10. Climate change: Now or never
In April, the Intergovernmental Panel on Climate Change (IPCC) released the third and final part of its Sixth Assessment Report on climate change, with IPCC Working Group III Co-Chair Jim Skea saying, “It’s now or never if we want to limit global warming…without immediate and deep emissions reductions across all sectors, it will be impossible.” In the scenarios assessed by the team, limiting warming to around 1.5°C (2.7°F) requires global greenhouse gas emissions to peak before 2025 at the latest, and be reduced by 43% by 2030; at the same time, methane would also need to be reduced by about a third.
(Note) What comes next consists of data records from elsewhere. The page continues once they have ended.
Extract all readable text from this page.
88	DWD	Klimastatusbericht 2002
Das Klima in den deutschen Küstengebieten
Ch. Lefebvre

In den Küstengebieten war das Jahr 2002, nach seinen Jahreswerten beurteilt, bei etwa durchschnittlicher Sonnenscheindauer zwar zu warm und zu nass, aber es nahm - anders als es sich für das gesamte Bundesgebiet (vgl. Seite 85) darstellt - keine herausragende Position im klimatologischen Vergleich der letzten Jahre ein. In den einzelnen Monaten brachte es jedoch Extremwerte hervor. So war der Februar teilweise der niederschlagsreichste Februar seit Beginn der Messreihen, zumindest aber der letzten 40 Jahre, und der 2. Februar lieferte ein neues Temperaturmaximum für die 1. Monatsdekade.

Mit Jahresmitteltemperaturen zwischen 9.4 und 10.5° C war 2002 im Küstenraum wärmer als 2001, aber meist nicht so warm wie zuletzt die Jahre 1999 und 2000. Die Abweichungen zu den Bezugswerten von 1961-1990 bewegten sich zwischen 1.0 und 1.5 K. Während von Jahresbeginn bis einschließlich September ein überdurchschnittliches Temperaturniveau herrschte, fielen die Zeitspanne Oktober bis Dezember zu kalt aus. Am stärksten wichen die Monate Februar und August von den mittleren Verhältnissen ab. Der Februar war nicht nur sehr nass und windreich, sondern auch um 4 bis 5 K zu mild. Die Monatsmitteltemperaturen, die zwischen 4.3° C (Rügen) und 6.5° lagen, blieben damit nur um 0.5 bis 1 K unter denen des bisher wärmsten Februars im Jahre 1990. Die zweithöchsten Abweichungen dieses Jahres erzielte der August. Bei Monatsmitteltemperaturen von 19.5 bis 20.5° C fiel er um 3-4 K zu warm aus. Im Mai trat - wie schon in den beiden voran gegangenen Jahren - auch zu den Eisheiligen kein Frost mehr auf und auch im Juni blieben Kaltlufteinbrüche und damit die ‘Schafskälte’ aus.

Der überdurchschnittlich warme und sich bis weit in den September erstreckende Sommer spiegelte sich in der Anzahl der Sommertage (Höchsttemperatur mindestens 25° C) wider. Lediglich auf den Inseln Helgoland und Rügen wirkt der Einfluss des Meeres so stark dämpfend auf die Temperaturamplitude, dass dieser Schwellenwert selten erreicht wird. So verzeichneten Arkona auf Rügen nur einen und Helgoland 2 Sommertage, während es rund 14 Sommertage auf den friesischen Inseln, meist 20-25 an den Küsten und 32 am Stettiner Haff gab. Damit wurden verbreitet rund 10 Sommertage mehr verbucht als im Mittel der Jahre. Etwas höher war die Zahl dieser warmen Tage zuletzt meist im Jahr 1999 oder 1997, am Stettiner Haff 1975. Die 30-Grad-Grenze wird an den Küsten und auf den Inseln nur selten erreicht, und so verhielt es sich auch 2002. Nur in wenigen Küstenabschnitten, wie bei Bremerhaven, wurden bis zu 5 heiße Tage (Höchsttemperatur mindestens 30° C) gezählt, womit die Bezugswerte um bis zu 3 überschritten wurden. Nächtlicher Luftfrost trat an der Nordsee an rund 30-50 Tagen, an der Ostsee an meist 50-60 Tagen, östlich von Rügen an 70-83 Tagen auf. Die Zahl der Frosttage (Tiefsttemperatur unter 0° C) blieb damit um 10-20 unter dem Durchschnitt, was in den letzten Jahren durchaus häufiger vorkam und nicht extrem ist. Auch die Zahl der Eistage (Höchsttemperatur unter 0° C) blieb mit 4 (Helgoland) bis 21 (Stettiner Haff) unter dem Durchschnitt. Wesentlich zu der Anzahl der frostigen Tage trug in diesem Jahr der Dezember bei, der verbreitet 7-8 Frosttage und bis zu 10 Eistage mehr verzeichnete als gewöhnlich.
Even if humans do this, it is almost inevitable that we will temporarily exceed this temperature threshold, but could return to below it by the end of the century. The global temperature will stabilize when carbon dioxide emissions reach net zero. For 1.5°C (2.7°F), this means achieving net zero carbon dioxide emissions globally in the early 2050s; for 2°C (3.6°F), it is in the early 2070s. The report looks beyond technologies and demonstrates that while financial flows are a factor of three to six times lower than levels needed by 2030 to limit warming to below 2°C, there is sufficient global capital and liquidity to close investment gaps. However, it relies on clear signaling from governments and the international community, including a stronger alignment of public sector finance and policy.